Bestehende Lawinenschutzwälder werden dichter
In den 12 Jahren zwischen den beiden letzten Arealstatistik-Inventuren liessen sich auf 7540 ha oberhalb von 1200 m ü. M. Übergänge von offenen zu dichten Gebirgswäldern feststellen (Abb. 1). Während solche Übergänge in Lawinenanrissgebieten gleich häufig vorkamen wie in anderen Gebieten, haben sich insbesondere in steilem Gelände (> 30 °) Wälder signifikant häufiger verdichtet. Deutlich weniger stark verdichteten sich die Wälder in den obersten 400 Metern unterhalb der potenziellen Baumgrenze. Waldflächen, die durch natürliche Störungen oder durch forstliche Eingriffe offener oder in eine andere Landnutzung überführt wurden, veränderten die Lawinenschutzwirksamkeit weniger. Die meisten dieser Flächen befanden sich in tieferen Lagen, in weniger steilen Hanglagen und ausserhalb von potenziellen Lawinenanrissgebieten.
Waldentwicklung verändert Lawinenpotenzial
Je offener ein Wald ist, desto weniger schützt er vor Lawinen. Daneben spielen noch andere Einflussgrössen wie die Länge und Breite von Waldlücken und die Baumartenzusammensetzung eine Rolle. Entsprechende Kenntnisse gehen zu einem grossen Teil auf Bestandesaufnahmen von Lawinenanrisszonen in den 1980er Jahren zurück. Rund 20 Jahre nach diesen Aufnahmen wurden im Rahmen einer Diplomarbeit 23 Lawinenanrisszonen in offenen subalpinen Wäldern des Waldgrenzenbereichs nochmals aufgesucht, um die natürliche Walddynamik zu untersuchen.
Diese Wiederholungsaufnahmen bestätigen, dass sich die Schutzwirksamkeit in den meisten der ehemaligen Waldlawinenanrissflächen eher verbessert hat. Veränderungen beschränken sich vorerst vor allem auf die Verjüngung (Bäume mit BHD <8cm, Abb. 3) und zeigen dort je nach Standortverhältnissen grosse Unterschiede: Insbesondere Wälder, in denen die Vegetationskonkurrenz stark ist und Moderholz kaum vorkommt oder die dauernd von Schneebewegungen gestört werden, haben sich bezüglich ihrer Schutzwirksamkeit kaum verändert.
Feldaufnahmen auf ehemaligen Anrissflächen von Waldlawinen bestätigen die Auswertung der Schweizerischen Landnutzungsdaten: Der Schutzwald kommt zwar vielerorts zurück und wird auch wirksamer. Im Bereich der Waldgrenze laufen diese Prozesse jedoch sehr langsam ab und variieren je nach Standortsbedingungen stark.
Die Schutzwirkung lässt sich steuern
Die Analysen deuten darauf hin, dass es bei der Verbesserung des natürlichen Lawinenschutzes sehr stark darauf ankommt, wohin Fördermittel für Berglandwirtschaft und Schutzwald fliessen und wohin nicht. Auch zeigte sich, dass wirksamer Lawinenschutzwald nicht überall von selber entsteht. Vor dem Hintergrund der räumlich differenzierten Walddynamik im Gebirge und der immer (zu) knappen Fördermittel machen also nicht alle Beiträge für die Bewirtschaftung von steilen Wiesen und Weiden Sinn.

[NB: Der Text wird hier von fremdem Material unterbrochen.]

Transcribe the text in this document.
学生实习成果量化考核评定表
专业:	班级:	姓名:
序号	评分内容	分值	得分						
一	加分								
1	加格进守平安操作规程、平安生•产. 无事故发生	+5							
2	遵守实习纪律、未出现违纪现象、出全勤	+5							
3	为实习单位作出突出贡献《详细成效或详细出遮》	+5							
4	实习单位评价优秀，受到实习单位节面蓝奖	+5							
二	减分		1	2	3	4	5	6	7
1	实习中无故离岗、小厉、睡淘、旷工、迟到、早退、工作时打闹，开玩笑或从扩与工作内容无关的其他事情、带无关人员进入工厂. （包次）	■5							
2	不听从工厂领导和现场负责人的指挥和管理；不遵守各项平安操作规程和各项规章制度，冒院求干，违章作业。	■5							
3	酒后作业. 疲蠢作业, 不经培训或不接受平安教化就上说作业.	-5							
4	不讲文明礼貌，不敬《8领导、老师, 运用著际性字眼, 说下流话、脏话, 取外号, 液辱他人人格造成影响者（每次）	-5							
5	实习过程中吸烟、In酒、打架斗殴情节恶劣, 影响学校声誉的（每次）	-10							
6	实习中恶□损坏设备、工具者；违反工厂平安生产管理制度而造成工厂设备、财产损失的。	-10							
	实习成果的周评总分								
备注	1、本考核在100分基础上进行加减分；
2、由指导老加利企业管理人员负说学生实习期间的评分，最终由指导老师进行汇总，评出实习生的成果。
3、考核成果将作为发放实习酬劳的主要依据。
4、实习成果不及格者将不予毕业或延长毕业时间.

Der hohe gemeinnützige Wert von Abgeltungen für die Leistungen der Land- und Forstwirtschaft im Berggebiet soll damit in keiner Weise in Frage gestellt werden. An manchen Orten scheint es aber sinnvoll zu sein, wenn Abgeltungen für die Leistungen der Berglandwirtschaft und der Schutzwälder mehr in einem regionalen Gesamtzusammenhang betrachtet und entrichtet würden. So liessen sich der natürliche Schutz vor Naturgefahren und die Wertschätzung anderer Umweltdienstleistungen gesamthaft gesehen optimieren.